Haroon Shafi PhD 18503

In mid 1980s increasing level of remuneration in top level executives of various UK base firms draw attention of public. Which stimulates the media, public and legislators to come up with idea of some sort of scrutiny level of which demonstrate the balance between pays of top level executives and their performance in the firms (Brian and Johnston, 1993).More attentions focuses to this issues and as a short consequences it was firmly declare that Chief Executive Officer will not play any part in any process of determination of pays. According to institutional shareholder committee (1991) report there should be a compensation committee which is appointed by Board, containing mainly Non-Executive Directors and executive directors should not be allowed to play any role in determination of own pay packages and this committee should be in the annual reports for public awareness. Subsequently Cadbury report (1992) support recommendations of aforesaid committee and argued that executive directors should have no part in deciding their own pay packages and compensation plan. Brian and Johnston (1993) argued that in 1990s if a firm has a remuneration committee then it was obligatory for a firm to disclose this committee in annual reports otherwise it was regarded as non effective committee if firm is not mentioning in the annual report. In 1995 Cadbury committee was formed to addresses the concerns of shareholders and public on high pay structure of executives. According to Cadbury report (1995) remuneration criteria of top executives should includes multiple factors while

determining pay packages which includes market value of top executives, nature of work, performance on given tasks, competition in market, size of firm etc.
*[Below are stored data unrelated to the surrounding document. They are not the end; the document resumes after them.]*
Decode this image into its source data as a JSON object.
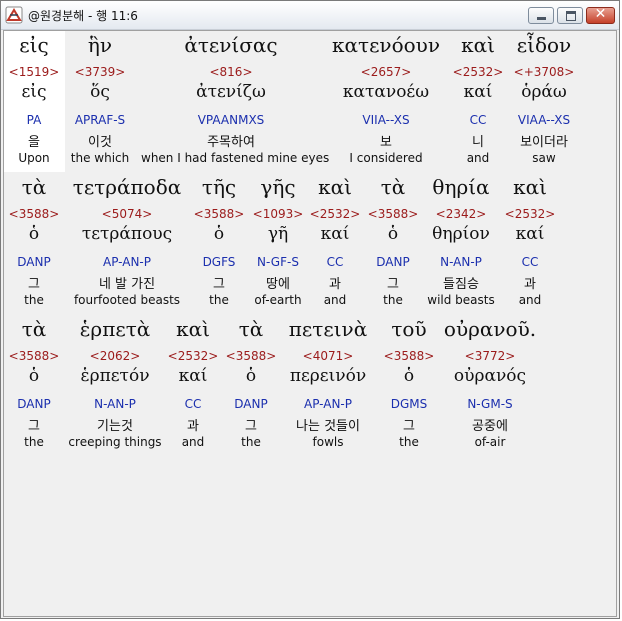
{
  "window": {
    "title": "@원경분해 - 행 11:6",
    "close_glyph": "✕"
  },
  "rows": [
    [
      {
        "greek": "εἰς",
        "strong": "<1519>",
        "lemma": "εἰς",
        "parse": "PA",
        "korean": "을",
        "english": "Upon"
      },
      {
        "greek": "ἣν",
        "strong": "<3739>",
        "lemma": "ὅς",
        "parse": "APRAF-S",
        "korean": "이것",
        "english": "the which"
      },
      {
        "greek": "ἀτενίσας",
        "strong": "<816>",
        "lemma": "ἀτενίζω",
        "parse": "VPAANMXS",
        "korean": "주목하여",
        "english": "when I had fastened mine eyes"
      },
      {
        "greek": "κατενόουν",
        "strong": "<2657>",
        "lemma": "κατανοέω",
        "parse": "VIIA--XS",
        "korean": "보",
        "english": "I considered"
      },
      {
        "greek": "καὶ",
        "strong": "<2532>",
        "lemma": "καί",
        "parse": "CC",
        "korean": "니",
        "english": "and"
      },
      {
        "greek": "εἶδον",
        "strong": "<+3708>",
        "lemma": "ὁράω",
        "parse": "VIAA--XS",
        "korean": "보이더라",
        "english": "saw"
      }
    ],
    [
      {
        "greek": "τὰ",
        "strong": "<3588>",
        "lemma": "ὁ",
        "parse": "DANP",
        "korean": "그",
        "english": "the"
      },
      {
        "greek": "τετράποδα",
        "strong": "<5074>",
        "lemma": "τετράπους",
        "parse": "AP-AN-P",
        "korean": "네 발 가진",
        "english": "fourfooted beasts"
      },
      {
        "greek": "τῆς",
        "strong": "<3588>",
        "lemma": "ὁ",
        "parse": "DGFS",
        "korean": "그",
        "english": "the"
      },
      {
        "greek": "γῆς",
        "strong": "<1093>",
        "lemma": "γῆ",
        "parse": "N-GF-S",
        "korean": "땅에",
        "english": "of-earth"
      },
      {
        "greek": "καὶ",
        "strong": "<2532>",
        "lemma": "καί",
        "parse": "CC",
        "korean": "과",
        "english": "and"
      },
      {
        "greek": "τὰ",
        "strong": "<3588>",
        "lemma": "ὁ",
        "parse": "DANP",
        "korean": "그",
        "english": "the"
      },
      {
        "greek": "θηρία",
        "strong": "<2342>",
        "lemma": "θηρίον",
        "parse": "N-AN-P",
        "korean": "들짐승",
        "english": "wild beasts"
      },
      {
        "greek": "καὶ",
        "strong": "<2532>",
        "lemma": "καί",
        "parse": "CC",
        "korean": "과",
        "english": "and"
      }
    ],
    [
      {
        "greek": "τὰ",
        "strong": "<3588>",
        "lemma": "ὁ",
        "parse": "DANP",
        "korean": "그",
        "english": "the"
      },
      {
        "greek": "ἑρπετὰ",
        "strong": "<2062>",
        "lemma": "ἑρπετόν",
        "parse": "N-AN-P",
        "korean": "기는것",
        "english": "creeping things"
      },
      {
        "greek": "καὶ",
        "strong": "<2532>",
        "lemma": "καί",
        "parse": "CC",
        "korean": "과",
        "english": "and"
      },
      {
        "greek": "τὰ",
        "strong": "<3588>",
        "lemma": "ὁ",
        "parse": "DANP",
        "korean": "그",
        "english": "the"
      },
      {
        "greek": "πετεινὰ",
        "strong": "<4071>",
        "lemma": "περεινόν",
        "parse": "AP-AN-P",
        "korean": "나는 것들이",
        "english": "fowls"
      },
      {
        "greek": "τοῦ",
        "strong": "<3588>",
        "lemma": "ὁ",
        "parse": "DGMS",
        "korean": "그",
        "english": "the"
      },
      {
        "greek": "οὐρανοῦ.",
        "strong": "<3772>",
        "lemma": "οὐρανός",
        "parse": "N-GM-S",
        "korean": "공중에",
        "english": "of-air"
      }
    ]
  ]
}
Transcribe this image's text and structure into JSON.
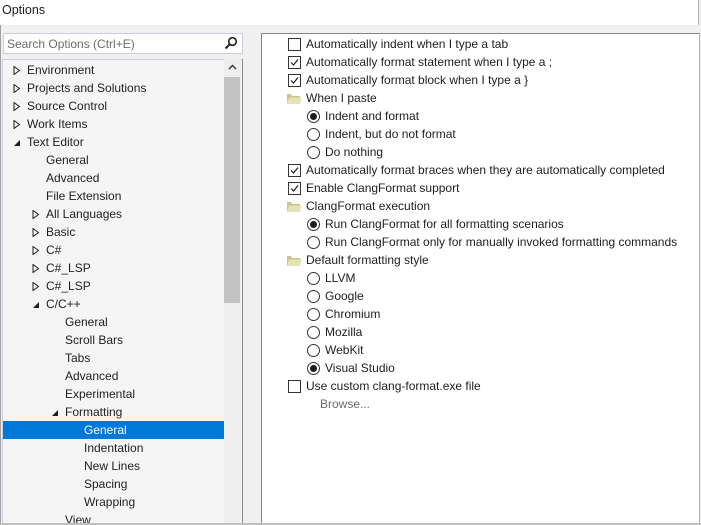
{
  "window": {
    "title": "Options"
  },
  "search": {
    "placeholder": "Search Options (Ctrl+E)",
    "value": ""
  },
  "tree": {
    "items": [
      {
        "label": "Environment",
        "level": 0,
        "expander": "collapsed"
      },
      {
        "label": "Projects and Solutions",
        "level": 0,
        "expander": "collapsed"
      },
      {
        "label": "Source Control",
        "level": 0,
        "expander": "collapsed"
      },
      {
        "label": "Work Items",
        "level": 0,
        "expander": "collapsed"
      },
      {
        "label": "Text Editor",
        "level": 0,
        "expander": "expanded"
      },
      {
        "label": "General",
        "level": 1,
        "expander": "none"
      },
      {
        "label": "Advanced",
        "level": 1,
        "expander": "none"
      },
      {
        "label": "File Extension",
        "level": 1,
        "expander": "none"
      },
      {
        "label": "All Languages",
        "level": 1,
        "expander": "collapsed"
      },
      {
        "label": "Basic",
        "level": 1,
        "expander": "collapsed"
      },
      {
        "label": "C#",
        "level": 1,
        "expander": "collapsed"
      },
      {
        "label": "C#_LSP",
        "level": 1,
        "expander": "collapsed"
      },
      {
        "label": "C#_LSP",
        "level": 1,
        "expander": "collapsed"
      },
      {
        "label": "C/C++",
        "level": 1,
        "expander": "expanded"
      },
      {
        "label": "General",
        "level": 2,
        "expander": "none"
      },
      {
        "label": "Scroll Bars",
        "level": 2,
        "expander": "none"
      },
      {
        "label": "Tabs",
        "level": 2,
        "expander": "none"
      },
      {
        "label": "Advanced",
        "level": 2,
        "expander": "none"
      },
      {
        "label": "Experimental",
        "level": 2,
        "expander": "none"
      },
      {
        "label": "Formatting",
        "level": 2,
        "expander": "expanded"
      },
      {
        "label": "General",
        "level": 3,
        "expander": "none",
        "selected": true
      },
      {
        "label": "Indentation",
        "level": 3,
        "expander": "none"
      },
      {
        "label": "New Lines",
        "level": 3,
        "expander": "none"
      },
      {
        "label": "Spacing",
        "level": 3,
        "expander": "none"
      },
      {
        "label": "Wrapping",
        "level": 3,
        "expander": "none"
      },
      {
        "label": "View",
        "level": 2,
        "expander": "none"
      }
    ]
  },
  "options": [
    {
      "type": "checkbox",
      "label": "Automatically indent when I type a tab",
      "checked": false,
      "indent": 0
    },
    {
      "type": "checkbox",
      "label": "Automatically format statement when I type a ;",
      "checked": true,
      "indent": 0
    },
    {
      "type": "checkbox",
      "label": "Automatically format block when I type a }",
      "checked": true,
      "indent": 0
    },
    {
      "type": "group",
      "label": "When I paste",
      "indent": 0
    },
    {
      "type": "radio",
      "label": "Indent and format",
      "checked": true,
      "indent": 1
    },
    {
      "type": "radio",
      "label": "Indent, but do not format",
      "checked": false,
      "indent": 1
    },
    {
      "type": "radio",
      "label": "Do nothing",
      "checked": false,
      "indent": 1
    },
    {
      "type": "checkbox",
      "label": "Automatically format braces when they are automatically completed",
      "checked": true,
      "indent": 0
    },
    {
      "type": "checkbox",
      "label": "Enable ClangFormat support",
      "checked": true,
      "indent": 0
    },
    {
      "type": "group",
      "label": "ClangFormat execution",
      "indent": 0
    },
    {
      "type": "radio",
      "label": "Run ClangFormat for all formatting scenarios",
      "checked": true,
      "indent": 1
    },
    {
      "type": "radio",
      "label": "Run ClangFormat only for manually invoked formatting commands",
      "checked": false,
      "indent": 1
    },
    {
      "type": "group",
      "label": "Default formatting style",
      "indent": 0
    },
    {
      "type": "radio",
      "label": "LLVM",
      "checked": false,
      "indent": 1
    },
    {
      "type": "radio",
      "label": "Google",
      "checked": false,
      "indent": 1
    },
    {
      "type": "radio",
      "label": "Chromium",
      "checked": false,
      "indent": 1
    },
    {
      "type": "radio",
      "label": "Mozilla",
      "checked": false,
      "indent": 1
    },
    {
      "type": "radio",
      "label": "WebKit",
      "checked": false,
      "indent": 1
    },
    {
      "type": "radio",
      "label": "Visual Studio",
      "checked": true,
      "indent": 1
    },
    {
      "type": "checkbox",
      "label": "Use custom clang-format.exe file",
      "checked": false,
      "indent": 0
    },
    {
      "type": "link",
      "label": "Browse...",
      "indent": 2,
      "disabled": true
    }
  ],
  "colors": {
    "selection": "#0078d7",
    "folder": "#d9d4a0"
  }
}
Jensen, (1989) argued that Classical method adopt by agency theory is to give share management in equity is most appropriate way to reduce agency problem and to protect the interests of both shareholders and management. Further argued that performance based incentive mechanism of top management is also preferable in most cases to protect the wealth of shareholders. Exercise of corporate governance practices in Pakistani firms is at low level. Ramiz and Mangla, (2009) argued that according to survey conducted by International Finance corporation and SECP on Corporate governance practices in Pakistan and found that 50 percent of firms in Pakistan doesnt have committee of non-executive director and 55 percent corporations does not have any formal mechanism for determination of compensation and pay packages of executives. According to amended code of SECP on corporate governance remuneration of executives it is recommended that compensation packages of top level executives should be align with the interests of shareholders. Sufficient, attractive and performance base compensation packages is necessary to retain the executives in organization for protection and maximization of shareholders wealth. This code also argued that there must be a remuneration committee consisting majority of non-executive directors who are more independent in judgment and free from any business affairs.

References:

Brian G. M. Main & James Johnston (1993): Remuneration Committees and Corporate Governance, Accounting and Business Research, 23:sup1, 351-362 Cadbury, Sir Adrian (1992), Committee on the Financial Aspects of Corporate Governance, Draft Report (27 May). Greenbury, S. R. (1995). Director's Remuneration. London: GEE Publications. Jensen, M. C. (1989) Eclipse of the Public Corporation. Harvard Business Review, 67 (September-October), 61-74. Rehman, R. u., & Mangla, D. I. (2011). Corporate Governance and Performance of Financial Institutions in Pakistan. working paper.